Conventional transformer-pulsed modulators like those now used at SLAC are well understood but are quite large and expensive. The new design is considerably smaller and less expensive, as well as more efficient.

Such power supplies must deliver large voltages and currents (hundreds of thousands of volts, hundreds of amperes) in short, microsecond-long bursts hundreds of times per second. Similar power supplies have commercial applications in radar and as key components of electron accelerators used for detoxifying certain kinds of hazardous waste, for sterilization of equipment and for radiotherapy. Lower-cost electron accelerators would speed the replacement of radioisotope-based radiotherapy systems.

The Cooperative Research and Development Agreement between SLAC and North Star Research Corp. was signed on Dec. 12, 1994. The six-month joint project will receive a total funding of approximately $99,000 from the Department of Energy.

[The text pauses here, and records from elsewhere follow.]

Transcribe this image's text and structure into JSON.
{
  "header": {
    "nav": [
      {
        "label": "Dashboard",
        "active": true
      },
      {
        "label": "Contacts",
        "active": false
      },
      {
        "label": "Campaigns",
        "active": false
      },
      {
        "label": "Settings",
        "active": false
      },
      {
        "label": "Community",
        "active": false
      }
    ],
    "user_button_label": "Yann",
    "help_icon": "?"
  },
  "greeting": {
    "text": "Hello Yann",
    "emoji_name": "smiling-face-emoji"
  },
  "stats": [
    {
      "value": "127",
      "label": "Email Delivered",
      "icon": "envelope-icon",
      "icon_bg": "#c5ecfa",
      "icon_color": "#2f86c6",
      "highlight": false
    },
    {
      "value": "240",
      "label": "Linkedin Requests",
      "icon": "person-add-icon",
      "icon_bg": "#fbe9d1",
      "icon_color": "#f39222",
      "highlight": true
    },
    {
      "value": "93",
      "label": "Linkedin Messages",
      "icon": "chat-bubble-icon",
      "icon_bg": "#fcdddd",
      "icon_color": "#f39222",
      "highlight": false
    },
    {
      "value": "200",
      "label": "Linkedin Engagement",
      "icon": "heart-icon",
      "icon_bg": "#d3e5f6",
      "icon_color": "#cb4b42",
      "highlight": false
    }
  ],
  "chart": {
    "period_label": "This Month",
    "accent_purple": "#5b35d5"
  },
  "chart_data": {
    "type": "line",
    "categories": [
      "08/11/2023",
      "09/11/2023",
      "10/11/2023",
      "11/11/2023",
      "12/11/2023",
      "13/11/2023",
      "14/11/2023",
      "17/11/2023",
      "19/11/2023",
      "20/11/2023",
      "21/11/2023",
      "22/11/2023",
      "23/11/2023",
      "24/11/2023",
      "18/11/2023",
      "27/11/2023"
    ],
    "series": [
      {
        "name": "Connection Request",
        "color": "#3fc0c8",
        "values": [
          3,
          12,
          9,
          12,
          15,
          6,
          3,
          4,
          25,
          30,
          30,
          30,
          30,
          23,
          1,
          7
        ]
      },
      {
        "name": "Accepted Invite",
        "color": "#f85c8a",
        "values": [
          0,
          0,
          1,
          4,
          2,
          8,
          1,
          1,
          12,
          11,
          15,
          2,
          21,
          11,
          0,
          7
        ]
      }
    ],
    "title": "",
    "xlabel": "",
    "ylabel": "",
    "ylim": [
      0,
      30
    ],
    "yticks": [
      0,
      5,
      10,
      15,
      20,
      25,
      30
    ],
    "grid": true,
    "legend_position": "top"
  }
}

The new power supply is based on a North Star design called the Nested High Voltage Generator. It consists of many DC power supplies connected in series but powered in parallel. The company has demonstrated that this design can generate 500-kilovolt, 80-amp pulses with 83 percent efficiency. As part of the joint project, North Star will upgrade its NHVG design to deliver 500-kilovolt, 220-amp pulses at an efficiency of greater than 90 percent. SLAC will design an electron gun needed to drive the microwave generator.

North Star Research Corp. is a small business located in Albuquerque, N.M. Major activities of this company include design and production of pulsed power supplies. This is the first SLAC cooperative research and development agreement with an industrial partner supported by the Department of Energy's Small Business Technology Transfer program.